Today is International Day of Women and Girls in Science, an event recognised to encourage the development of women in an underrepresented industry. According to the United Nations, a study conducted in 14 countries states that, “the probability for female students of graduating with a Bachelor’s degree, Master’s degree and Doctor’s degree in science-related field are 18%, 8% and 2% respectively, while the percentages of male students are 37%, 18% and 6%.”
Unfortunately this makes the image below of Mary Baird Hannay, ‘the first woman to take the [Postgraduate Pathology] class at the University, 1897’, all too poignant even today.
As stated by UN Secretary-General, António Guterres, “We need to encourage and support girls and women to achieve their full potential as scientific researchers and innovators.” With fewer women entering the fields of Science than men, it is imperative to encourage #WomenInScience. Here at ASC we want to take today to celebrate the female innovators of Glasgow University that broke the mould in this industry.
First we have Ruth Pirret, (1874-1939), who was the first woman to graduate BSc from the University in 1898. Pirret was also among the first women to matriculate at the University in 1892, now a 126 years ago to Glasgow University’s establishment of 567 years.

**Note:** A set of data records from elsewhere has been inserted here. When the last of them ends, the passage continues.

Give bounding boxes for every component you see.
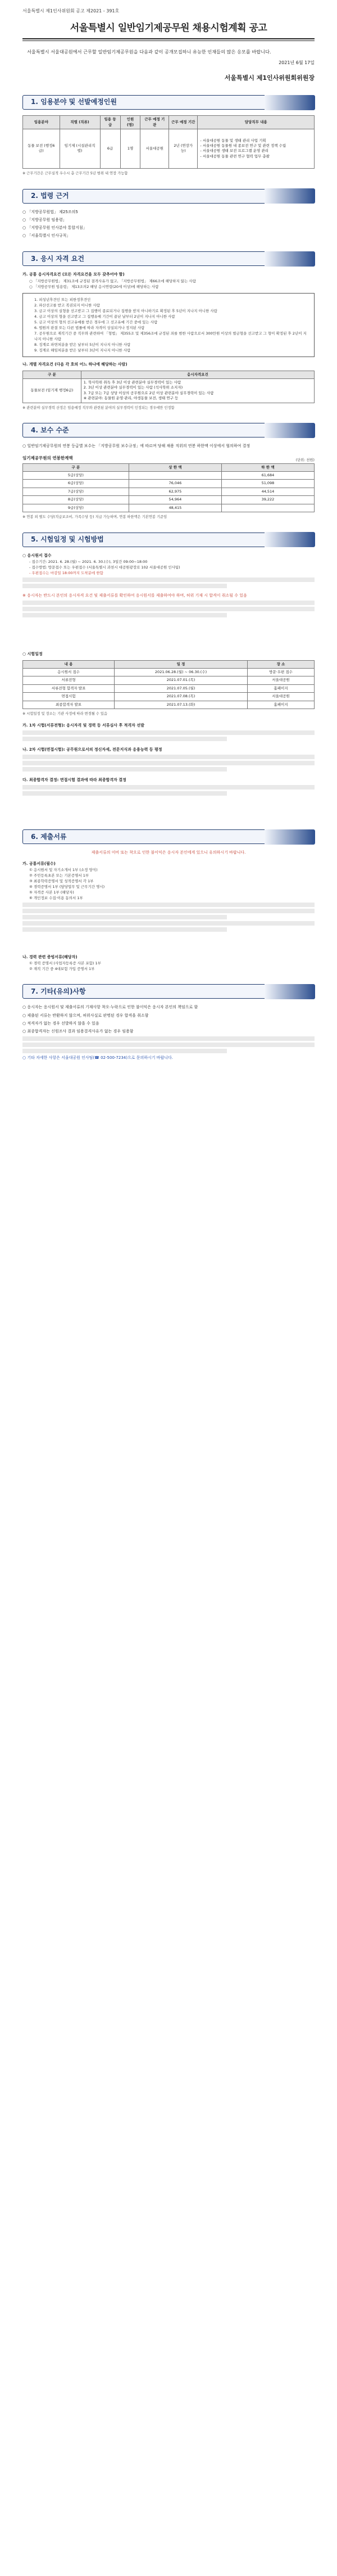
- recruitment-table: [22, 115, 315, 177]
- application-item: - 접수방법: 방문접수 또는 우편접수 (서울특별시 과천시 대공원광장로 102 서울대공원 인사팀): [29, 565, 180, 570]
- salary-cell: 7급(상당): [23, 488, 129, 495]
- schedule-note: ※ 시험일정 및 장소는 기관 사정에 따라 변경될 수 있음: [22, 712, 108, 716]
- s1-note: ※ 근무기간은 근무실적 우수시 총 근무기간 5년 범위 내 연장 가능함: [22, 171, 128, 175]
- salary-cell: 61,684: [221, 471, 314, 479]
- th-content: 내 용: [23, 660, 115, 668]
- requirement-item: 1. 학사학위 취득 후 3년 이상 관련분야 실무경력이 있는 사람: [83, 380, 181, 385]
- schedule-cell: 서류전형 합격자 발표: [23, 684, 115, 692]
- common-eligibility-item: ○ 「지방공무원 임용령」 제13조의2 해당 응시연령(20세 이상)에 해당하는 사람: [29, 284, 159, 289]
- salary-block: [22, 443, 315, 520]
- text-placeholder: [22, 578, 315, 582]
- document-item: ⑥ 개인정보 수집·이용 동의서 1부: [29, 896, 83, 901]
- text-placeholder: [22, 909, 315, 913]
- announcement-date: 2021년 6월 17일: [279, 60, 315, 65]
- text-placeholder: [22, 915, 227, 919]
- salary-cell: 48,415: [129, 504, 221, 512]
- cell-count: 1명: [120, 129, 140, 168]
- th-agency: 근무 예정 기관: [140, 116, 169, 129]
- section-3-title: 3. 응시 자격 요건: [31, 254, 84, 263]
- schedule-title: ○ 시험일정: [22, 652, 43, 657]
- salary-cell: 8급(상당): [23, 496, 129, 504]
- schedule-cell: 방문·우편 접수: [248, 668, 315, 676]
- disqualification-item: 4. 금고 이상의 형을 선고받고 그 집행유예 기간이 끝난 날부터 2년이 지나지 아니한 사람: [34, 314, 175, 319]
- salary-cell: 62,975: [129, 488, 221, 495]
- document-item: ⑤ 자격증 사본 1부 (해당자): [29, 890, 74, 895]
- section-6-title: 6. 제출서류: [31, 832, 67, 841]
- cell-period: 2년 (연장가능): [169, 129, 198, 168]
- specific-eligibility-title: 나. 개별 자격요건 (다음 각 호의 어느 하나에 해당하는 사람): [22, 362, 127, 367]
- document-item: ② 재직 기간 중 4대보험 가입 증명서 1부: [29, 967, 95, 972]
- text-placeholder: [22, 767, 227, 772]
- application-item: - 접수기간: 2021. 6. 28.(월) ~ 2021. 6. 30.(수), 3일간 09:00~18:00: [29, 559, 148, 564]
- schedule-cell: 홈페이지: [248, 701, 315, 709]
- schedule-cell: 서울대공원: [248, 676, 315, 684]
- text-placeholder: [22, 1043, 315, 1047]
- th-count: 인원 (명): [120, 116, 140, 129]
- duty-item: - 서울대공원 동물 관련 연구 협력 업무 총괄: [200, 154, 270, 159]
- table-row: [23, 693, 315, 701]
- notice-item: ○ 적격자가 없는 경우 선발하지 않을 수 있음: [22, 1021, 99, 1026]
- duty-item: - 서울대공원 생태 보전 프로그램 운영 관리: [200, 148, 268, 154]
- notice-item: ○ 응시자는 응시원서 및 제출서류의 기재사항 착오·누락으로 인한 불이익은 응시자 본인의 책임으로 함: [22, 1005, 198, 1010]
- salary-table-unit: (단위: 천원): [295, 458, 315, 462]
- requirement-item: 3. 7급 또는 7급 상당 이상의 공무원으로 2년 이상 관련분야 실무경력이 있는 사람: [83, 390, 214, 395]
- document-item: ① 응시원서 및 자기소개서 1부 (소정 양식): [29, 867, 98, 872]
- exam-step: 나. 2차 시험(면접시험): 공무원으로서의 정신자세, 전문지식과 응용능력 등 평정: [22, 747, 162, 752]
- text-placeholder: [22, 921, 315, 926]
- text-placeholder: [22, 1036, 315, 1041]
- table-row: [23, 504, 315, 512]
- schedule-cell: 최종합격자 발표: [23, 701, 115, 709]
- section-1-header: [22, 95, 315, 110]
- salary-cell: [129, 471, 221, 479]
- schedule-cell: 2021.07.01.(목): [115, 676, 248, 684]
- salary-cell: 51,098: [221, 480, 314, 488]
- document-item: ③ 최종학력증명서 및 성적증명서 각 1부: [29, 878, 94, 883]
- schedule-cell: 서류전형: [23, 676, 115, 684]
- intro-text: 서울특별시 서울대공원에서 근무할 일반임기제공무원을 다음과 같이 공개모집하니 유능한 인재들의 많은 응모를 바랍니다.: [27, 49, 271, 55]
- schedule-cell: 응시원서 접수: [23, 668, 115, 676]
- exam-warning: ※ 응시자는 반드시 본인의 응시자격 요건 및 제출서류를 확인하여 응시원서를 제출하여야 하며, 허위 기재 시 합격이 취소될 수 있음: [22, 593, 247, 598]
- cell-duties: [198, 129, 315, 168]
- text-placeholder: [22, 601, 315, 605]
- document-item: ② 주민등록초본 또는 기본증명서 1부: [29, 873, 89, 878]
- cell-grade: 6급: [100, 129, 120, 168]
- notice-item: ○ 제출된 서류는 반환하지 않으며, 허위사실로 판명된 경우 합격을 취소함: [22, 1013, 149, 1018]
- th-field: 임용분야: [23, 116, 60, 129]
- disqualification-item: 7. 공무원으로 재직기간 중 직무와 관련하여 「형법」 제355조 및 제356조에 규정된 죄를 범한 사람으로서 300만원 이상의 벌금형을 선고받고 그 형이 확정된 후 2년이 지나지 아니한 사람: [34, 331, 307, 342]
- text-placeholder: [22, 584, 227, 588]
- salary-note: ※ 연봉 외 별도 수당(직급보조비, 가족수당 등) 지급 가능하며, 연봉 하한액은 기본연봉 기준임: [22, 515, 167, 520]
- text-placeholder: [22, 785, 315, 790]
- requirement-item: ※ 관련분야: 동물원 운영·관리, 야생동물 보전, 생태 연구 등: [83, 396, 179, 401]
- salary-cell: 54,964: [129, 496, 221, 504]
- legal-item: ○ 「지방공무원 임용령」: [22, 217, 67, 222]
- disqualification-item: 6. 법원의 판결 또는 다른 법률에 따라 자격이 상실되거나 정지된 사람: [34, 326, 145, 331]
- common-eligibility-item: ○ 「지방공무원법」 제31조에 규정된 결격사유가 없고, 「지방공무원법」 제66조에 해당하지 않는 사람: [29, 278, 196, 283]
- schedule-cell: 2021.07.13.(화): [115, 701, 248, 709]
- salary-cell: 5급(상당): [23, 471, 129, 479]
- duty-item: - 서울대공원 동물 및 생태 관리 사업 기획: [200, 138, 266, 143]
- section-1-title: 1. 임용분야 및 선발예정인원: [31, 98, 117, 106]
- disqualification-item: 1. 피성년후견인 또는 피한정후견인: [34, 297, 91, 302]
- table-row: [23, 480, 315, 488]
- disqualification-item: 9. 징계로 해임처분을 받은 날부터 3년이 지나지 아니한 사람: [34, 348, 131, 353]
- legal-item: ○ 「지방공무원 인사분야 통합지침」: [22, 225, 87, 231]
- salary-intro: ○ 일반임기제공무원의 연봉 등급별 보수는 「지방공무원 보수규정」에 따르며 당해 채용 직위의 연봉 하한액 이상에서 협의하여 결정: [22, 444, 251, 449]
- salary-table-title: 임기제공무원의 연봉한계액: [22, 455, 73, 461]
- cell-series: 임기제 (시설관리직렬): [60, 129, 100, 168]
- th-requirements: 응시자격요건: [81, 371, 314, 378]
- documents-extra-title: 나. 경력 관련 증빙서류(해당자): [22, 955, 78, 960]
- th-place: 장 소: [248, 660, 315, 668]
- page-title: 서울특별시 일반임기제공무원 채용시험계획 공고: [70, 22, 267, 34]
- text-placeholder: [22, 737, 227, 741]
- legal-basis-list: [22, 209, 315, 240]
- text-placeholder: [22, 1049, 227, 1053]
- table-row: [23, 668, 315, 676]
- application-title: ○ 응시원서 접수: [22, 553, 52, 558]
- contact-notice: ○ 기타 자세한 사항은 서울대공원 인사팀(☎ 02-500-7234)으로 문의하시기 바랍니다.: [22, 1055, 174, 1061]
- salary-cell: 39,222: [221, 496, 314, 504]
- text-placeholder: [22, 791, 227, 796]
- section-2-title: 2. 법령 근거: [31, 192, 69, 200]
- section-2-header: [22, 189, 315, 204]
- doc-number: 서울특별시 제1인사위원회 공고 제2021 - 391호: [22, 8, 120, 13]
- disqualification-item: 5. 금고 이상의 형의 선고유예를 받은 경우에 그 선고유예 기간 중에 있는 사람: [34, 320, 158, 325]
- table-row: [23, 496, 315, 504]
- table-row: [23, 471, 315, 479]
- text-placeholder: [22, 730, 315, 735]
- schedule-cell: 면접시험: [23, 693, 115, 701]
- salary-cell: 9급(상당): [23, 504, 129, 512]
- disqualification-box: [22, 293, 315, 358]
- section-5-title: 5. 시험일정 및 시험방법: [31, 535, 104, 544]
- cell-agency: 서울대공원: [140, 129, 169, 168]
- schedule-cell: 서울대공원: [248, 693, 315, 701]
- issuer-signature: 서울특별시 제1인사위원회위원장: [224, 74, 315, 82]
- notice-item: ○ 최종합격자는 신원조사 결과 임용결격사유가 없는 경우 임용함: [22, 1029, 134, 1034]
- salary-cell: [221, 504, 314, 512]
- text-placeholder: [22, 607, 315, 611]
- cell-field: 동물 보전 (행정6급): [23, 129, 60, 168]
- section-7-title: 7. 기타(유의)사항: [31, 987, 86, 995]
- document-item: ④ 경력증명서 1부 (담당업무 및 근무기간 명시): [29, 884, 105, 889]
- cell-category: 동물보전 (임기제 행정6급): [23, 379, 81, 403]
- schedule-cell: 2021.07.05.(월): [115, 684, 248, 692]
- section-3-header: [22, 251, 315, 266]
- text-placeholder: [22, 903, 315, 907]
- notes-block: [22, 1004, 315, 1061]
- table-row: [23, 684, 315, 692]
- exam-block: [22, 553, 315, 796]
- text-placeholder: [22, 927, 227, 932]
- documents-common-title: 가. 공통서류(필수): [22, 861, 56, 866]
- disqualification-item: 2. 파산선고를 받고 복권되지 아니한 사람: [34, 303, 100, 308]
- section-7-header: [22, 984, 315, 999]
- text-placeholder: [22, 613, 227, 617]
- table-row: [23, 701, 315, 709]
- th-grade: 임용 등급: [100, 116, 120, 129]
- common-eligibility-title: 가. 공통 응시자격요건 (모든 자격요건을 모두 갖추어야 함): [22, 272, 125, 277]
- specific-eligibility-table: [22, 371, 315, 403]
- document-item: ① 경력 증명서 (사업자등록증 사본 포함) 1부: [29, 961, 101, 966]
- th-duties: 담당직무 내용: [198, 116, 315, 129]
- duty-item: - 서울대공원 동물원 내 종보전 연구 및 관련 정책 수립: [200, 143, 286, 148]
- th-series: 직렬 (직류): [60, 116, 100, 129]
- th-date: 일 정: [115, 660, 248, 668]
- s3-note: ※ 관련분야 실무경력 산정은 임용예정 직무와 관련된 분야의 실무경력이 인정되는 경우에만 인정함: [22, 405, 175, 410]
- exam-step: 다. 최종합격자 결정: 면접시험 결과에 따라 최종합격자 결정: [22, 778, 126, 783]
- salary-cell: 6급(상당): [23, 480, 129, 488]
- th-grade: 구 분: [23, 463, 129, 471]
- section-4-header: [22, 423, 315, 437]
- schedule-cell: 2021.06.28.(월) ~ 06.30.(수): [115, 668, 248, 676]
- disqualification-item: 3. 금고 이상의 실형을 선고받고 그 집행이 종료되거나 집행을 받지 아니하기로 확정된 후 5년이 지나지 아니한 사람: [34, 308, 217, 313]
- legal-item: ○ 「서울특별시 인사규칙」: [22, 233, 71, 238]
- section-5-header: [22, 533, 315, 547]
- salary-cell: 44,514: [221, 488, 314, 495]
- documents-warning: 제출서류의 미비 또는 착오로 인한 불이익은 응시자 본인에게 있으니 유의하시기 바랍니다.: [91, 850, 246, 855]
- application-item: - 우편접수는 마감일 18:00까지 도착분에 한함: [29, 571, 103, 576]
- schedule-cell: 홈페이지: [248, 684, 315, 692]
- cell-requirements: [81, 379, 314, 403]
- salary-cell: 76,046: [129, 480, 221, 488]
- text-placeholder: [22, 761, 315, 765]
- th-period: 근무 예정 기간: [169, 116, 198, 129]
- schedule-cell: 2021.07.08.(목): [115, 693, 248, 701]
- requirement-item: 2. 3년 이상 관련분야 실무경력이 있는 사람 (석사학위 소지자): [83, 385, 183, 390]
- table-row: [23, 488, 315, 495]
- legal-item: ○ 「지방공무원법」 제25조의5: [22, 209, 78, 214]
- th-upper: 상 한 액: [129, 463, 221, 471]
- schedule-table: [22, 660, 315, 710]
- disqualification-item: 8. 징계로 파면처분을 받은 날부터 5년이 지나지 아니한 사람: [34, 342, 131, 348]
- table-row: [23, 676, 315, 684]
- section-4-title: 4. 보수 수준: [31, 426, 69, 434]
- exam-step: 가. 1차 시험(서류전형): 응시자격 및 경력 등 서류심사 후 적격자 선발: [22, 723, 144, 728]
- eligibility-block: [22, 272, 315, 410]
- section-6-header: [22, 829, 315, 844]
- text-placeholder: [22, 755, 315, 759]
- th-category: 구 분: [23, 371, 81, 378]
- title-divider: [22, 38, 315, 41]
- documents-block: [22, 850, 315, 972]
- salary-table: [22, 463, 315, 513]
- th-lower: 하 한 액: [221, 463, 314, 471]
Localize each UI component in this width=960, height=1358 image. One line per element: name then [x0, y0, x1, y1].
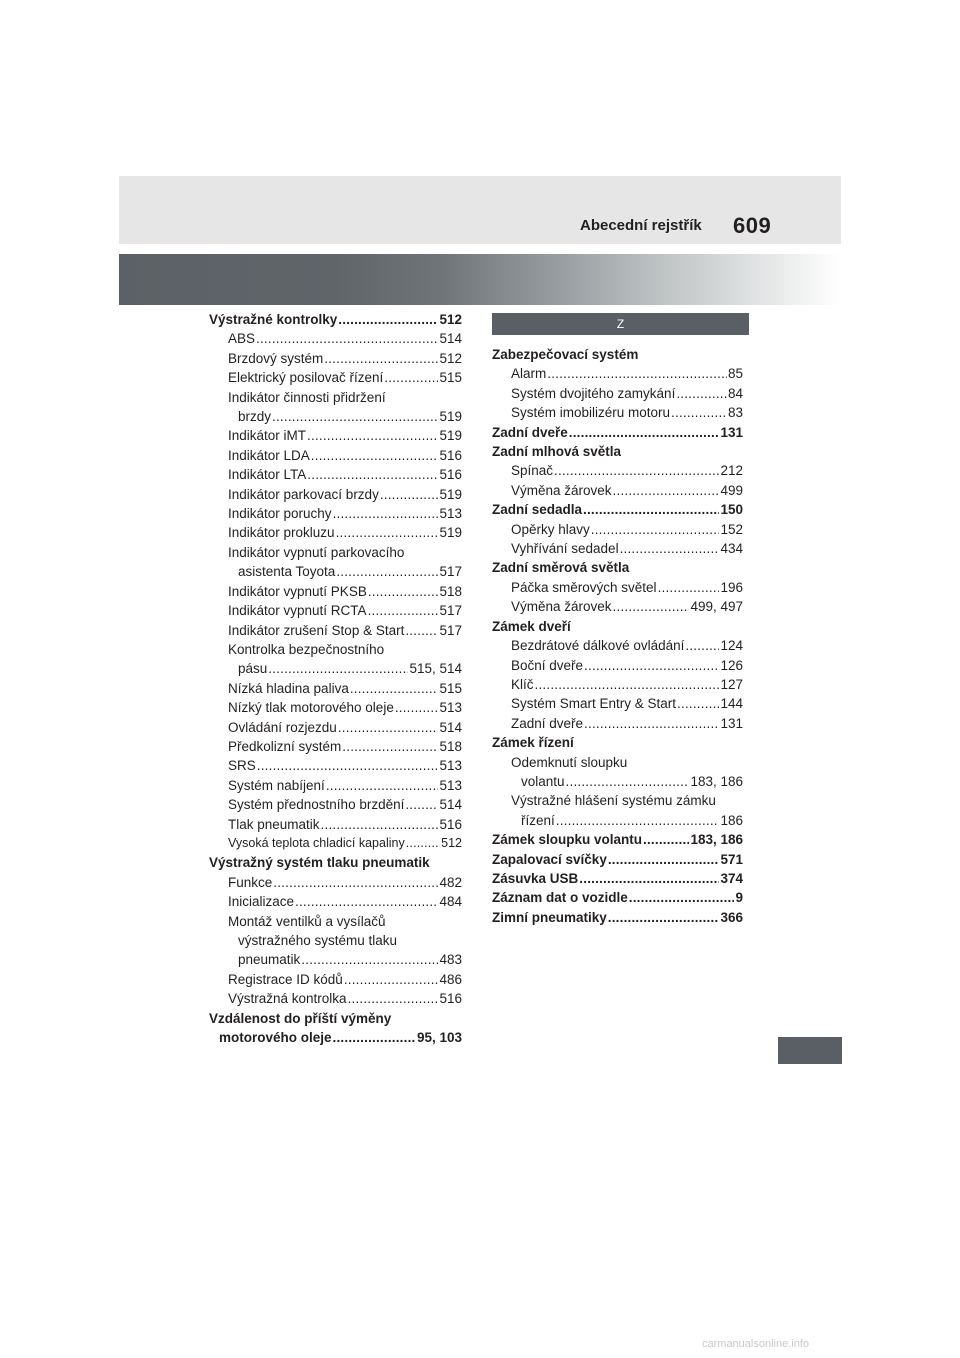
- entry-page-ref: 512: [441, 835, 462, 850]
- entry-page-ref: 482: [439, 874, 462, 890]
- index-entry: [209, 601, 462, 620]
- leader-dots: [613, 597, 690, 616]
- leader-dots: [395, 698, 439, 717]
- index-entry: [209, 485, 462, 504]
- entry-page-ref: 483: [439, 952, 462, 968]
- index-entry: [492, 791, 743, 810]
- index-entry: [209, 853, 462, 872]
- entry-page-ref: 514: [439, 797, 462, 813]
- leader-dots: [643, 830, 689, 849]
- leader-dots: [591, 520, 720, 539]
- entry-page-ref: 515, 514: [409, 661, 462, 677]
- entry-label: Předkolizní systém: [228, 738, 342, 754]
- entry-page-ref: 519: [439, 428, 462, 444]
- entry-label: Indikátor vypnutí parkovacího: [228, 544, 405, 560]
- leader-dots: [273, 873, 438, 892]
- entry-page-ref: 512: [439, 312, 462, 327]
- entry-label: Systém Smart Entry & Start: [511, 696, 677, 712]
- index-entry: [209, 718, 462, 737]
- index-entry: [492, 888, 743, 907]
- leader-dots: [257, 756, 439, 775]
- entry-label: ABS: [228, 331, 256, 347]
- entry-page-ref: 514: [439, 331, 462, 347]
- entry-label: Elektrický posilovač řízení: [228, 370, 384, 386]
- entry-label: Brzdový systém: [228, 350, 324, 366]
- leader-dots: [583, 500, 719, 519]
- entry-label: Alarm: [511, 366, 547, 382]
- index-entry: [492, 403, 743, 422]
- entry-label: řízení: [521, 812, 555, 828]
- index-entry: [209, 523, 462, 542]
- entry-page-ref: 484: [439, 894, 462, 910]
- entry-page-ref: 212: [720, 463, 743, 479]
- entry-label: Bezdrátové dálkové ovládání: [511, 638, 685, 654]
- entry-page-ref: 131: [720, 424, 743, 440]
- entry-label: Klíč: [511, 676, 534, 692]
- entry-page-ref: 131: [720, 715, 743, 731]
- entry-page-ref: 85: [727, 366, 743, 382]
- leader-dots: [613, 481, 720, 500]
- entry-label: Odemknutí sloupku: [511, 754, 628, 770]
- entry-label: Nízká hladina paliva: [228, 680, 349, 696]
- entry-page-ref: 186: [720, 812, 743, 828]
- leader-dots: [620, 539, 720, 558]
- entry-label: Montáž ventilků a vysílačů: [228, 913, 386, 929]
- index-entry: [492, 364, 743, 383]
- index-entry: [492, 656, 743, 675]
- index-entry: [492, 675, 743, 694]
- index-entry: [492, 830, 743, 849]
- entry-label: Systém nabíjení: [228, 777, 325, 793]
- index-entry: [492, 811, 743, 830]
- entry-label: výstražného systému tlaku: [238, 933, 398, 948]
- leader-dots: [350, 679, 439, 698]
- entry-page-ref: 499, 497: [690, 599, 743, 615]
- entry-label: volantu: [521, 773, 565, 789]
- leader-dots: [301, 950, 438, 969]
- entry-label: Výměna žárovek: [511, 599, 612, 615]
- leader-dots: [384, 368, 438, 387]
- chapter-tab: [778, 1037, 842, 1064]
- leader-dots: [256, 329, 438, 348]
- entry-label: Zadní směrová světla: [492, 560, 630, 576]
- index-entry: [209, 368, 462, 387]
- leader-dots: [671, 403, 727, 422]
- leader-dots: [295, 892, 438, 911]
- index-entry: [492, 753, 743, 772]
- entry-label: pásu: [238, 661, 268, 677]
- index-entry: [209, 989, 462, 1008]
- index-entry: [209, 756, 462, 775]
- leader-dots: [342, 737, 438, 756]
- entry-label: Zámek řízení: [492, 735, 574, 751]
- entry-label: asistenta Toyota: [238, 564, 336, 580]
- entry-page-ref: 434: [720, 541, 743, 557]
- index-entry: [209, 795, 462, 814]
- entry-page-ref: 513: [439, 700, 462, 716]
- entry-label: Výměna žárovek: [511, 482, 612, 498]
- entry-label: Kontrolka bezpečnostního: [228, 641, 385, 657]
- entry-label: Inicializace: [228, 894, 295, 910]
- index-entry: [209, 1028, 462, 1047]
- entry-label: Zabezpečovací systém: [492, 347, 639, 362]
- index-entry: [209, 310, 462, 329]
- leader-dots: [333, 1028, 416, 1047]
- entry-label: Zadní mlhová světla: [492, 444, 622, 460]
- entry-page-ref: 486: [439, 971, 462, 987]
- entry-label: Zadní sedadla: [492, 502, 583, 518]
- index-entry: [492, 384, 743, 403]
- entry-label: brzdy: [238, 409, 272, 425]
- entry-label: pneumatik: [238, 952, 301, 968]
- leader-dots: [368, 601, 439, 620]
- entry-page-ref: 150: [720, 502, 743, 518]
- leader-dots: [344, 970, 439, 989]
- entry-label: Zapalovací svíčky: [492, 851, 607, 867]
- entry-label: Výstražná kontrolka: [228, 991, 347, 1007]
- leader-dots: [676, 384, 727, 403]
- leader-dots: [566, 772, 690, 791]
- page-title: Abecední rejstřík: [580, 217, 702, 234]
- index-entry: [492, 558, 743, 577]
- entry-page-ref: 515: [439, 370, 462, 386]
- leader-dots: [272, 407, 438, 426]
- entry-label: Vyhřívání sedadel: [511, 541, 619, 557]
- index-entry: [209, 873, 462, 892]
- entry-page-ref: 196: [720, 579, 743, 595]
- index-entry: [209, 912, 462, 931]
- index-entry: [492, 636, 743, 655]
- leader-dots: [368, 582, 439, 601]
- entry-label: motorového oleje: [219, 1030, 332, 1046]
- leader-dots: [584, 714, 719, 733]
- entry-page-ref: 518: [439, 583, 462, 599]
- leader-dots: [547, 364, 727, 383]
- entry-label: Indikátor činnosti přidržení: [228, 389, 386, 405]
- entry-page-ref: 127: [720, 676, 743, 692]
- entry-page-ref: 519: [439, 486, 462, 502]
- index-entry: [209, 349, 462, 368]
- index-entry: [209, 407, 462, 426]
- index-entry: [492, 908, 743, 927]
- entry-label: Funkce: [228, 874, 273, 890]
- leader-dots: [677, 694, 719, 713]
- leader-dots: [658, 578, 720, 597]
- index-entry: [209, 543, 462, 562]
- entry-page-ref: 374: [720, 870, 743, 886]
- index-entry: [209, 582, 462, 601]
- entry-label: Zadní dveře: [511, 715, 584, 731]
- entry-label: Ovládání rozjezdu: [228, 719, 337, 735]
- leader-dots: [535, 675, 720, 694]
- index-entry: [492, 597, 743, 616]
- entry-label: Systém přednostního brzdění: [228, 797, 405, 813]
- watermark: carmanualsonline.info: [702, 1338, 810, 1350]
- entry-page-ref: 519: [439, 409, 462, 425]
- leader-dots: [324, 349, 438, 368]
- leader-dots: [321, 815, 439, 834]
- entry-label: Indikátor zrušení Stop & Start: [228, 622, 405, 638]
- index-entry: [492, 714, 743, 733]
- index-entry: [209, 892, 462, 911]
- entry-page-ref: 518: [439, 738, 462, 754]
- leader-dots: [307, 465, 438, 484]
- entry-page-ref: 514: [439, 719, 462, 735]
- leader-dots: [336, 523, 439, 542]
- entry-page-ref: 517: [439, 622, 462, 638]
- entry-page-ref: 512: [439, 350, 462, 366]
- index-column-left: [209, 310, 462, 1047]
- index-entry: [209, 562, 462, 581]
- entry-label: Indikátor parkovací brzdy: [228, 486, 379, 502]
- entry-page-ref: 183, 186: [690, 832, 743, 848]
- index-entry: [492, 442, 743, 461]
- index-entry: [492, 617, 743, 636]
- index-entry: [492, 694, 743, 713]
- leader-dots: [629, 888, 735, 907]
- entry-label: Výstražné kontrolky: [209, 312, 338, 327]
- entry-label: Systém imobilizéru motoru: [511, 405, 671, 421]
- entry-label: Zámek dveří: [492, 618, 571, 634]
- entry-page-ref: 517: [439, 603, 462, 619]
- index-column-right: [492, 345, 743, 927]
- leader-dots: [348, 989, 439, 1008]
- entry-page-ref: 516: [439, 816, 462, 832]
- index-entry: [209, 388, 462, 407]
- entry-label: Indikátor prokluzu: [228, 525, 335, 541]
- entry-label: Indikátor LDA: [228, 447, 310, 463]
- leader-dots: [685, 636, 719, 655]
- leader-dots: [326, 776, 439, 795]
- page-number: 609: [733, 213, 772, 238]
- entry-label: Zadní dveře: [492, 424, 568, 440]
- index-entry: [492, 869, 743, 888]
- entry-label: Vysoká teplota chladicí kapaliny: [228, 835, 405, 850]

We also have Mary Baird Hannay, mentioned and pictured above, who first graduated MBCM from the University in 1896, and was the first woman to take the pathology class. Hannay worked as a doctor post-graduation. Her final thesis, which is held in Special Collections, was entitled ‘Observations, Post Mortem, Upon the Sane and Insane.’ (Ref: Thesis (Old) 7.09.)
Next we have Sheina Macalister Marshall, (1896-1977), a University graduate who was a major figure in British biological oceanography, and one of the first women to be made a Fellow of the Royal Society of Edinburgh in 1949.
Here we also have an image of Delphine Parrott. Forty-five years ago, in 1973, she was given a titular (personal) professorship, becoming the University’s first female professor. When Professor White retired in 1980, Parrott was made both Head of Department and Gardiner Professor of Bacteriology (later known as the Gardiner Chair of Immunology).
These are just some of the women of Glasgow University who broke the mould in Science. There are also women like Lilias Mary Watson Barron, pictured below, who continued the work of these innovators by studying the subject of Chemistry with two other women in her class. Lilias graduated BSc in 1934.
Information on the collection of Lilias Mary Watson Barron can be found here.
Here at ASC we would like to take the time to encourage all our students to be the next big innovators and take inspiration from #WomenInScience.